Barrierefrei bedeutet bei Produkten und Dienstleistungen „für Menschen mit Behinderungen in der allgemein üblichen Weise, ohne besondere Erschwernis und grundsätzlich ohne fremde Hilfe auffindbar, zugänglich und nutzbar“ (§ 3 Abs. 1 BFSG) zu sein.
Das BFSG stellt dabei konkrete Pflichten für Hersteller, Einführer, Händler und Dienstleistungserbringer u.a. zur Sicherstellung der Barrierefreiheit, Konformitätsbewertungsverfahren, CE-Kennzeichnung und Informationspflichten dar. Außerdem verweist es auf die Verordnung zum Barrierefreiheitsstärkungsgesetz (BFSGV), die Maßnahmen zur Barrierefreiheit konkretisiert. Dabei werden für Kleinstunternehmen die Vorgaben erleichtert – es gibt für diese besondere Leitlinien und die Möglichkeit einer kostenlosen Beratung durch die Bundesfachstelle Barrierefreiheit.

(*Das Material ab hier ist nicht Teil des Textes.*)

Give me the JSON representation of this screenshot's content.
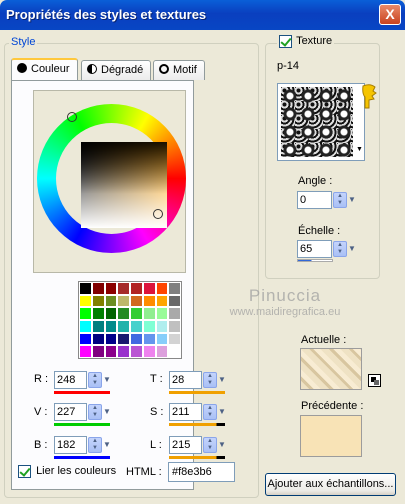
{
  "window": {
    "title": "Propriétés des styles et textures",
    "close_label": "X"
  },
  "style_group": {
    "legend": "Style"
  },
  "tabs": [
    {
      "label": "Couleur",
      "active": true
    },
    {
      "label": "Dégradé",
      "active": false
    },
    {
      "label": "Motif",
      "active": false
    }
  ],
  "selected_color": "#f8e3b6",
  "palette": [
    "#000000",
    "#800000",
    "#8b0000",
    "#a52a2a",
    "#b22222",
    "#dc143c",
    "#ff4500",
    "#808080",
    "#ffff00",
    "#808000",
    "#6b8e23",
    "#bdb76b",
    "#d2691e",
    "#ff8c00",
    "#ffa500",
    "#696969",
    "#00ff00",
    "#008000",
    "#006400",
    "#228b22",
    "#32cd32",
    "#90ee90",
    "#98fb98",
    "#a9a9a9",
    "#00ffff",
    "#008080",
    "#008b8b",
    "#20b2aa",
    "#48d1cc",
    "#7fffd4",
    "#afeeee",
    "#c0c0c0",
    "#0000ff",
    "#000080",
    "#00008b",
    "#191970",
    "#4169e1",
    "#6495ed",
    "#87cefa",
    "#d3d3d3",
    "#ff00ff",
    "#800080",
    "#8b008b",
    "#9932cc",
    "#ba55d3",
    "#ee82ee",
    "#dda0dd",
    "#ffffff"
  ],
  "rgb": {
    "r_label": "R :",
    "r": "248",
    "g_label": "V :",
    "g": "227",
    "b_label": "B :",
    "b": "182"
  },
  "hsl": {
    "t_label": "T :",
    "t": "28",
    "s_label": "S :",
    "s": "211",
    "l_label": "L :",
    "l": "215"
  },
  "link_colors_label": "Lier les couleurs",
  "html_label": "HTML :",
  "html_value": "#f8e3b6",
  "texture": {
    "checkbox_label": "Texture",
    "name": "p-14",
    "angle_label": "Angle :",
    "angle": "0",
    "scale_label": "Échelle :",
    "scale": "65"
  },
  "actuelle_label": "Actuelle :",
  "precedente_label": "Précédente :",
  "add_button_label": "Ajouter aux échantillons...",
  "watermark": {
    "line1": "Pinuccia",
    "line2": "www.maidiregrafica.eu"
  }
}
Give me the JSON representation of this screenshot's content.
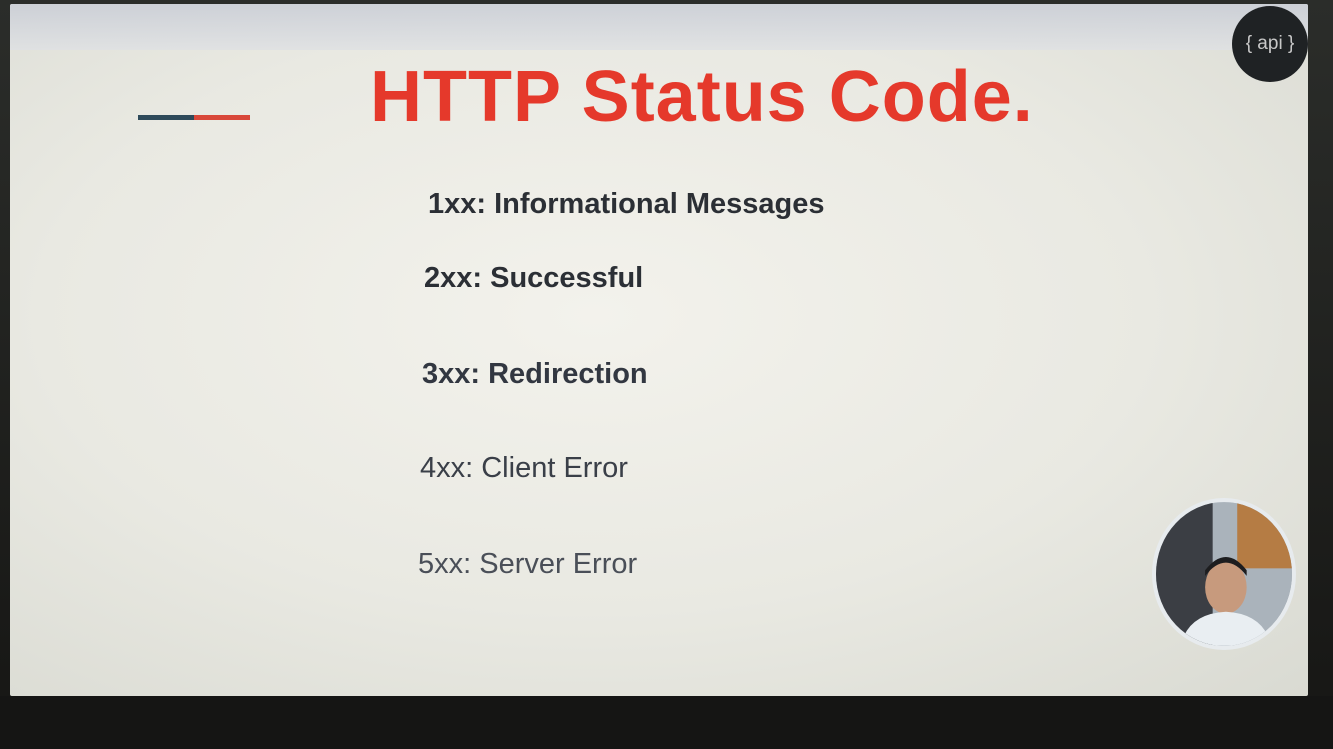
{
  "slide": {
    "title": "HTTP Status Code.",
    "items": [
      "1xx: Informational Messages",
      "2xx: Successful",
      "3xx: Redirection",
      "4xx: Client Error",
      "5xx: Server Error"
    ]
  },
  "badge": {
    "label": "{ api }"
  },
  "colors": {
    "title": "#e5392b",
    "accent_dark": "#2e4a5a",
    "accent_red": "#d9483a",
    "text": "#2b2f35"
  },
  "icons": {
    "webcam": "person-icon"
  }
}
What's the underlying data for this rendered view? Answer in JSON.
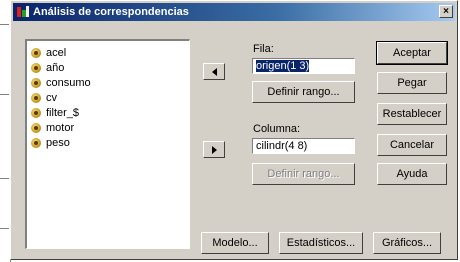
{
  "window": {
    "title": "Análisis de correspondencias",
    "close_glyph": "×",
    "icon": "spss-dialog-icon"
  },
  "variables": {
    "items": [
      {
        "label": "acel",
        "icon": "scale-variable-icon"
      },
      {
        "label": "año",
        "icon": "scale-variable-icon"
      },
      {
        "label": "consumo",
        "icon": "scale-variable-icon"
      },
      {
        "label": "cv",
        "icon": "scale-variable-icon"
      },
      {
        "label": "filter_$",
        "icon": "scale-variable-icon"
      },
      {
        "label": "motor",
        "icon": "scale-variable-icon"
      },
      {
        "label": "peso",
        "icon": "scale-variable-icon"
      }
    ]
  },
  "fila": {
    "label": "Fila:",
    "value": "origen(1 3)",
    "define_range_label": "Definir rango..."
  },
  "columna": {
    "label": "Columna:",
    "value": "cilindr(4 8)",
    "define_range_label": "Definir rango..."
  },
  "buttons": {
    "ok": "Aceptar",
    "paste": "Pegar",
    "reset": "Restablecer",
    "cancel": "Cancelar",
    "help": "Ayuda",
    "model": "Modelo...",
    "statistics": "Estadísticos...",
    "plots": "Gráficos..."
  },
  "colors": {
    "titlebar_start": "#0a246a",
    "titlebar_end": "#a6caf0",
    "dialog_face": "#d4d0c8",
    "selection": "#0a246a"
  }
}
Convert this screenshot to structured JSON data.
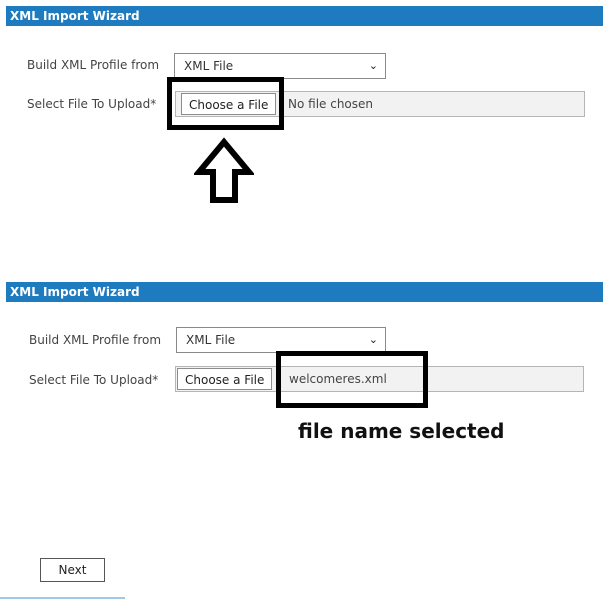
{
  "panel_top": {
    "title": "XML Import Wizard",
    "profile_label": "Build XML Profile from",
    "profile_value": "XML File",
    "file_label": "Select File To Upload*",
    "choose_button": "Choose a File",
    "file_status": "No file chosen"
  },
  "panel_bottom": {
    "title": "XML Import Wizard",
    "profile_label": "Build XML Profile from",
    "profile_value": "XML File",
    "file_label": "Select File To Upload*",
    "choose_button": "Choose a File",
    "file_status": "welcomeres.xml"
  },
  "annotation": {
    "selected_text": "file name selected"
  },
  "next_button": "Next",
  "icons": {
    "chevron": "chevron-down-icon",
    "arrow": "up-arrow-icon"
  },
  "colors": {
    "header": "#1f7bbf",
    "highlight": "#000000"
  }
}
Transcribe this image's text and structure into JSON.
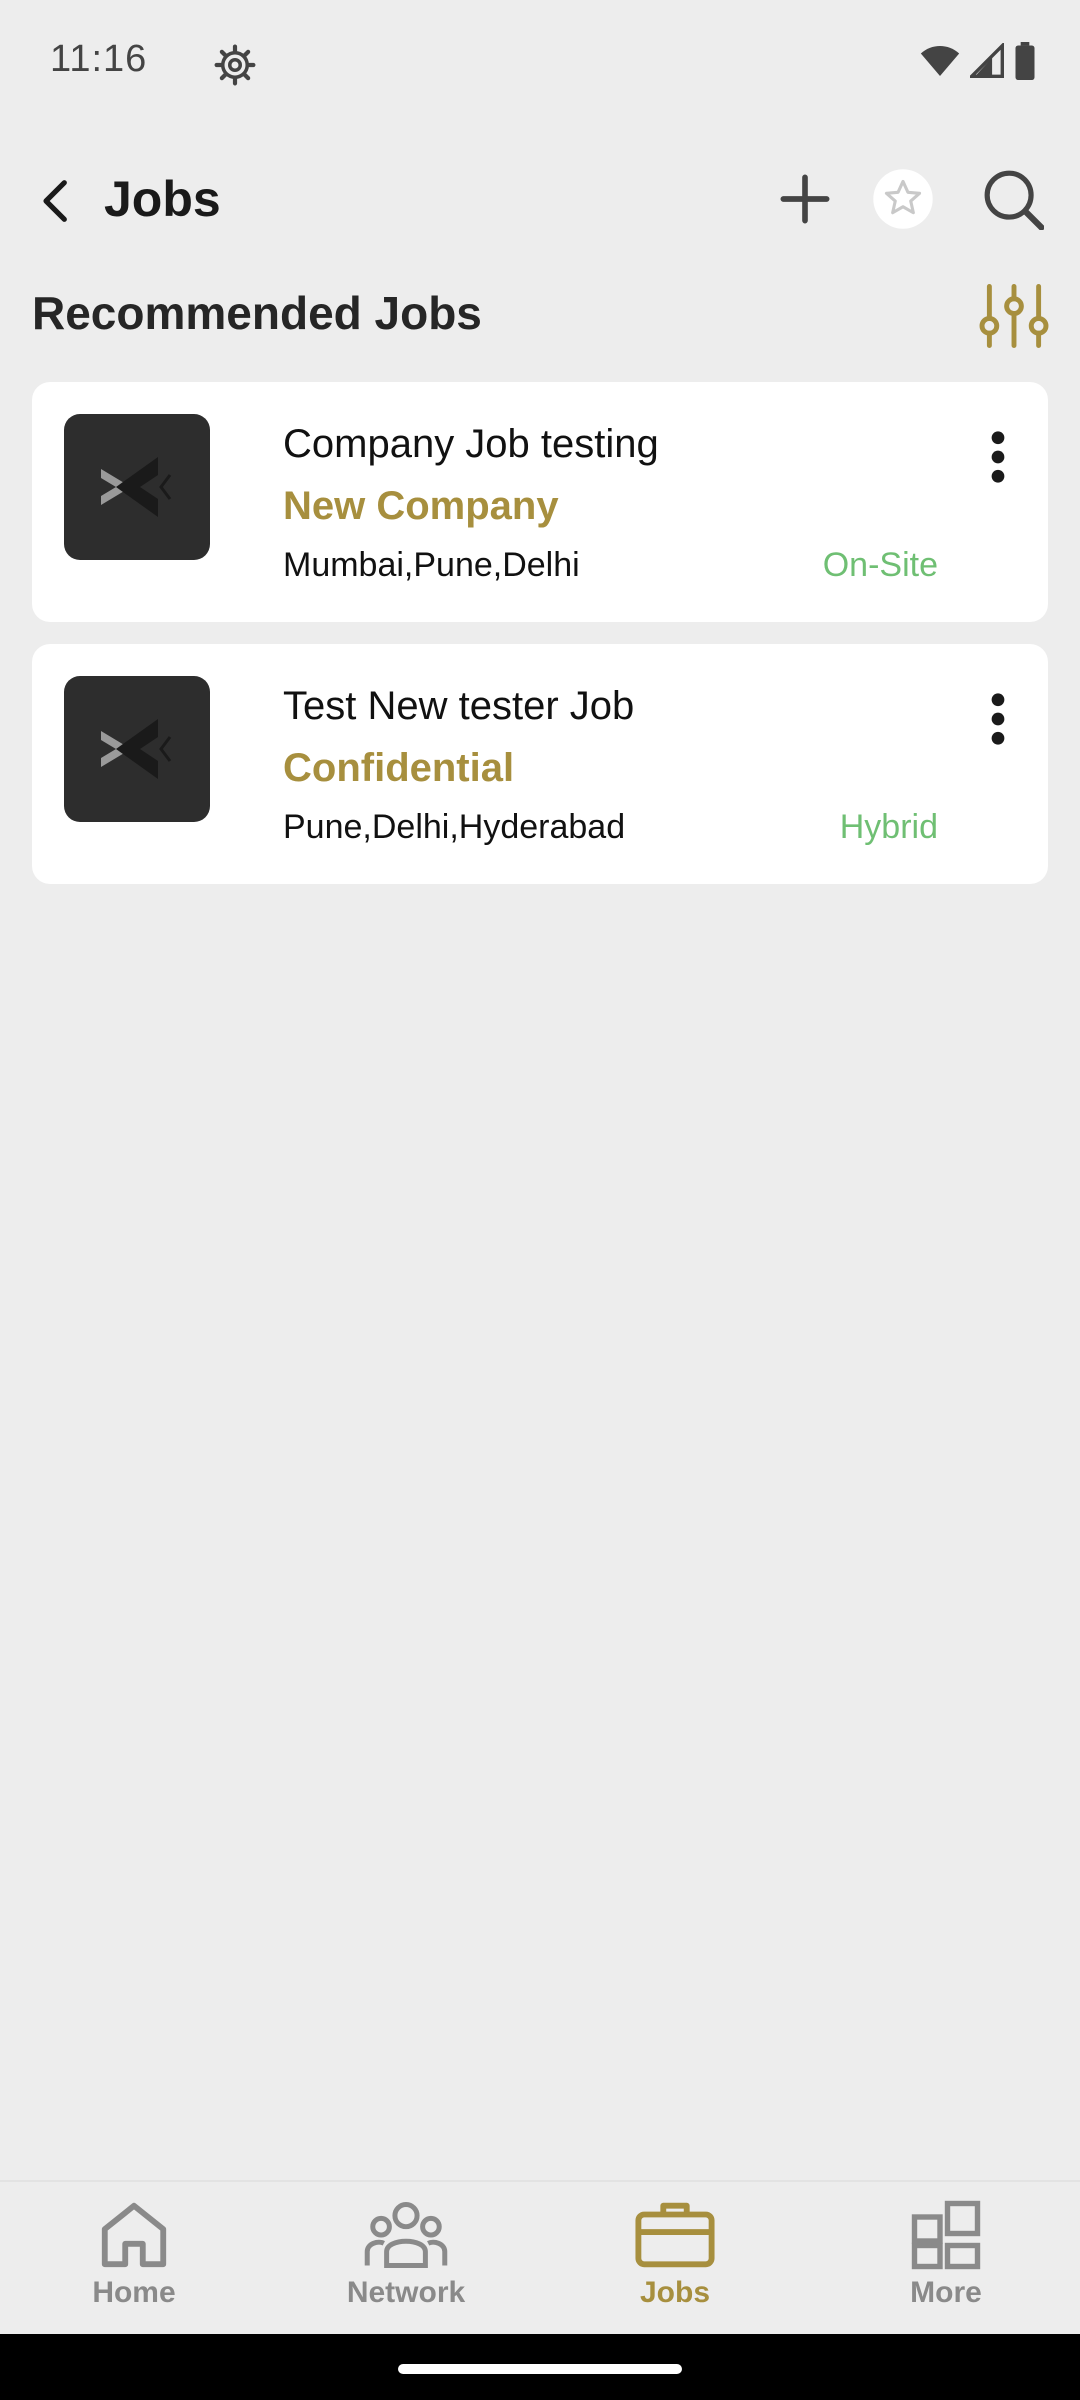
{
  "status_bar": {
    "time": "11:16"
  },
  "app_bar": {
    "title": "Jobs"
  },
  "section": {
    "title": "Recommended Jobs"
  },
  "jobs": [
    {
      "title": "Company Job testing",
      "company": "New Company",
      "locations": "Mumbai,Pune,Delhi",
      "work_mode": "On-Site"
    },
    {
      "title": "Test New tester Job",
      "company": "Confidential",
      "locations": "Pune,Delhi,Hyderabad",
      "work_mode": "Hybrid"
    }
  ],
  "bottom_nav": {
    "items": [
      {
        "label": "Home",
        "icon": "home-icon"
      },
      {
        "label": "Network",
        "icon": "network-icon"
      },
      {
        "label": "Jobs",
        "icon": "briefcase-icon",
        "active": true
      },
      {
        "label": "More",
        "icon": "grid-icon"
      }
    ]
  },
  "colors": {
    "accent": "#a78f3e",
    "work_mode": "#6fbf73",
    "background": "#ededed",
    "card": "#ffffff"
  }
}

BSFG-Übergangsfristen und Ausnahmen
Grundsätzlich sieht das BFSG einige Übergangsbestimmungen und Ausnahmen vor. Die wären:
→ Dienstleistungserbringer können ihre Dienstleistungen weiterhin unter Einsatz von Produkten, die vor dem 28. Juni 2025 eingesetzt wurden, bis zum 27. Juni 2030 erbringen. Ähnliches gilt für Verträge über Dienstleistungen, die vor dem Stichtag geschlossen wurden, diese dürfen nicht länger als bis zum 27. Juni 2030 unverändert fortbestehen.
→ Selbstbedienungsterminals, die vor dem Stichtag eingesetzt wurden, dürfen bis zum Ende ihrer wirtschaftlichen Nutzungsdauer, aber nicht länger als fünfzehn Jahre nach Ingebrauchnahme, eingesetzt werden.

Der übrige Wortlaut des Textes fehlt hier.